The biopharma sector faces headwinds such as companies attempting to “herd” treatments and therapies for certain targets, crowding out products once they make it to market. It’s estimated that oncology treatments have 5 times the amount of products compared to the target, and twice as many possible treatments for the illness. But it’s also pushing top companies to get to market faster.

With possible treatments and therapies focused on a smaller patient population, companies can also maximize their revenue. In comparison, 26 million patients for top 20 drugs generated $64 billion in revenue for biopharma companies. In 2023, companies generated $137 billion on drugs treating 14 million patients, barring COVID-19 vaccines.

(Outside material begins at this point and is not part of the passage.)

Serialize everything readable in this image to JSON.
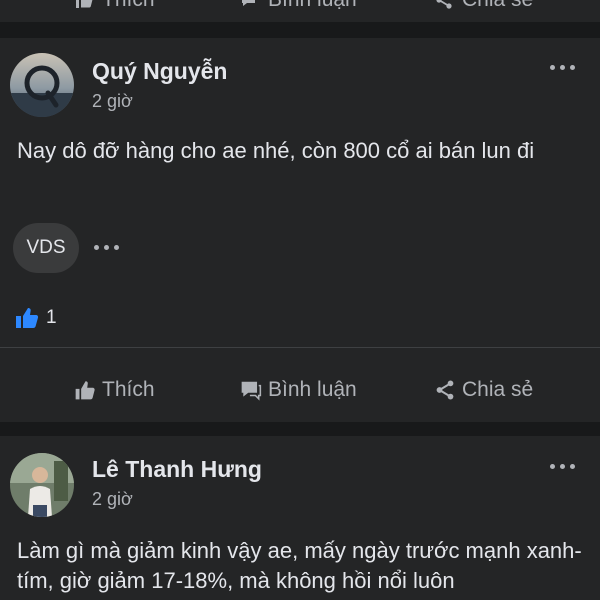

Net drug prices continue to drop but Leclerc said that there are many companies that are looking into using artificial intelligence to maximize the rate of return by reducing costs. Funding from venture capital firms for AI-backed technology in drug discovery has leaped forward, even in tighter financial markets. It also reduced costs at least by 40%.

“That bottleneck is healing, but the next one is having to test that data and see if it’s created a feedback loop. It’s still in a stumble and fall stage, but you’re already seeing the massive impact AI is having on the industry,” Leclerc said.

But critically, AI tools has the ability to put potential drugs and other treatments to market faster. To validate  — or test and confirm whether a drug works consistently — it can take between two and two and a half years. Leading companies have found it can take between 10 and 20 months.

“AI has the potential to accelerate the volumes of molecules in terms of patient recruitment and submission. It’s a lot faster than it used to be,” Lecleric. “It’s quite exciting.”